Rio Grande at Embudo – “slouching towards intermittency”

A shape with lion body and the head of a man,
A gaze blank and pitiless as the sun,
Is moving its slow thighs, while all about it
Reel shadows of the indignant desert birds.

– William Butler Yeats

A friend sent me a note last night with the memorable subject line – “slouching towards intermittency” – along with a report from the USGS noting that the agency’s famed Embudo gauge on the Rio Grande, oldest in the system, had slipped below 175 cubic feet per second.

Yesterday’s daily average reported flow for the gauge – 178 cfs – is the lowest for that date in a history (with a data gap of a few years in the early 20th century) going back to 1895.

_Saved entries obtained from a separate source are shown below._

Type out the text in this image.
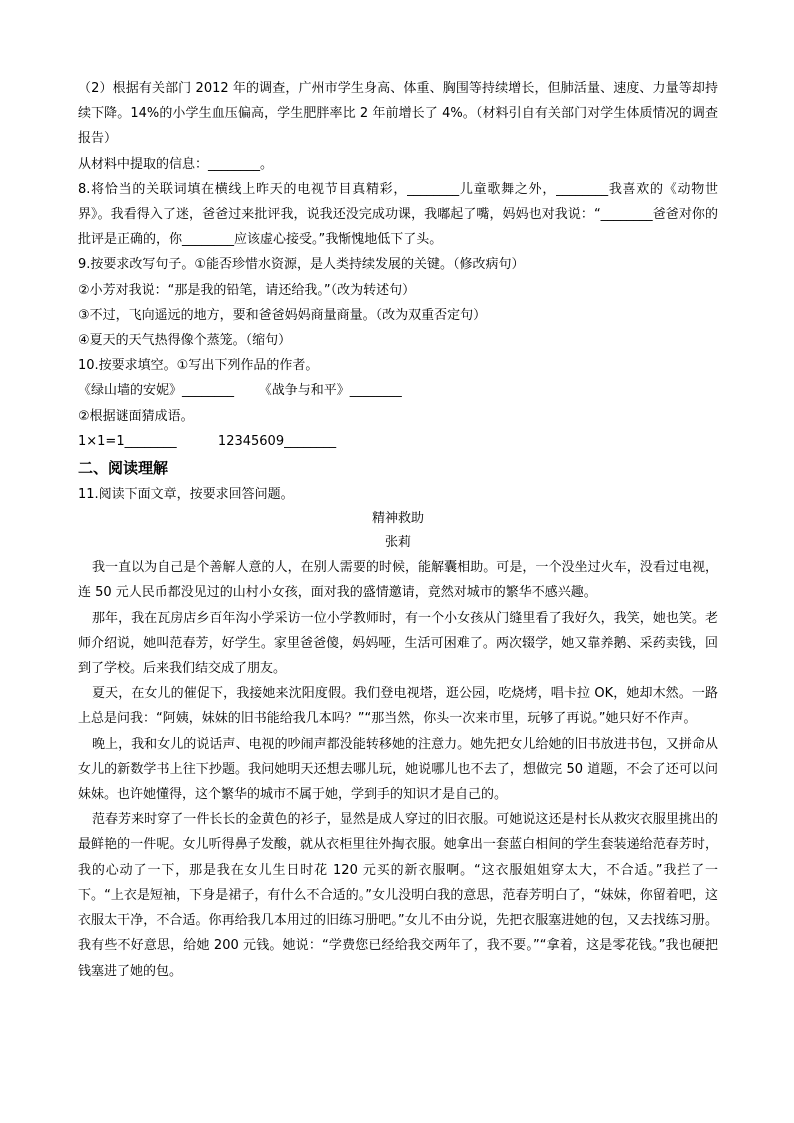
（2）根据有关部门 2012 年的调查，广州市学生身高、体重、胸围等持续增长，但肺活量、速度、力量等却持续下降。14%的小学生血压偏高，学生肥胖率比 2 年前增长了 4%。（材料引自有关部门对学生体质情况的调查报告）

从材料中提取的信息：________。

8.将恰当的关联词填在横线上昨天的电视节目真精彩，________儿童歌舞之外，________我喜欢的《动物世界》。我看得入了迷，爸爸过来批评我，说我还没完成功课，我嘟起了嘴，妈妈也对我说：“________爸爸对你的批评是正确的，你________应该虚心接受。”我惭愧地低下了头。

9.按要求改写句子。①能否珍惜水资源，是人类持续发展的关键。（修改病句）

②小芳对我说：“那是我的铅笔，请还给我。”（改为转述句）

③不过，飞向遥远的地方，要和爸爸妈妈商量商量。（改为双重否定句）

④夏天的天气热得像个蒸笼。（缩句）

10.按要求填空。①写出下列作品的作者。

《绿山墙的安妮》________      《战争与和平》________

②根据谜面猜成语。

1×1=1________          12345609________

二、阅读理解

11.阅读下面文章，按要求回答问题。

精神救助

张莉

我一直以为自己是个善解人意的人，在别人需要的时候，能解囊相助。可是，一个没坐过火车，没看过电视，连 50 元人民币都没见过的山村小女孩，面对我的盛情邀请，竟然对城市的繁华不感兴趣。

那年，我在瓦房店乡百年沟小学采访一位小学教师时，有一个小女孩从门缝里看了我好久，我笑，她也笑。老师介绍说，她叫范春芳，好学生。家里爸爸傻，妈妈哑，生活可困难了。两次辍学，她又靠养鹅、采药卖钱，回到了学校。后来我们结交成了朋友。

夏天，在女儿的催促下，我接她来沈阳度假。我们登电视塔，逛公园，吃烧烤，唱卡拉 OK，她却木然。一路上总是问我：“阿姨，妹妹的旧书能给我几本吗？”“那当然，你头一次来市里，玩够了再说。”她只好不作声。

晚上，我和女儿的说话声、电视的吵闹声都没能转移她的注意力。她先把女儿给她的旧书放进书包，又拼命从女儿的新数学书上往下抄题。我问她明天还想去哪儿玩，她说哪儿也不去了，想做完 50 道题，不会了还可以问妹妹。也许她懂得，这个繁华的城市不属于她，学到手的知识才是自己的。

范春芳来时穿了一件长长的金黄色的衫子，显然是成人穿过的旧衣服。可她说这还是村长从救灾衣服里挑出的最鲜艳的一件呢。女儿听得鼻子发酸，就从衣柜里往外掏衣服。她拿出一套蓝白相间的学生套装递给范春芳时，我的心动了一下，那是我在女儿生日时花 120 元买的新衣服啊。“这衣服姐姐穿太大，不合适。”我拦了一下。“上衣是短袖，下身是裙子，有什么不合适的。”女儿没明白我的意思，范春芳明白了，“妹妹，你留着吧，这衣服太干净，不合适。你再给我几本用过的旧练习册吧。”女儿不由分说，先把衣服塞进她的包，又去找练习册。我有些不好意思，给她 200 元钱。她说：“学费您已经给我交两年了，我不要。”“拿着，这是零花钱。”我也硬把钱塞进了她的包。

slouching towards intermittency – Embudo on the Rio Grande

At these low levels it is too much, despite their excellent work, to expect the sort of precision from the USGS stream gaugers to unequivocally call this “the lowest flow”, but within the margin of error it is statistically indistinguishable from the lowest flows ever recorded at this point in the year on New Mexico’s Rio Grande.

1902, 2002, and 2018.


  1. Nice headline, but…The reason that the Rio Grande won’t become intermittent at Embudo is that there is about 140 cfs spring discharge in the upper Gorge between the NM State Line and the Arroyo Hondo, including a 13 cfs spring, “The Lava Tube”, which may be the largest-volume spring in NM, discharging directly from the river bed. With Colorado presently bearing no delivery obligations to us, these springs are effectively the only reliable water supply for millions of dependents above the Rio Conchos. To be sure, there is the San Juan-Chama Project water, but this is a less-reliable source than the perennial (and almost unnoticed) water of the gorge. BTW: Today’s river runners are floating on at least 30 cfs more than the low ebb of 2002; we’ll see whether it gets lower than the 155 cfs (est.) we boated in the dog days of August, 2002.

  2. Steve –

    I’m happy for you that you’ve got a firm 140cfs up where you live. Absent the supplemental flows being fed in via the Rio Chama from various storage accounts, though, we’re slouching towards intermittency down here.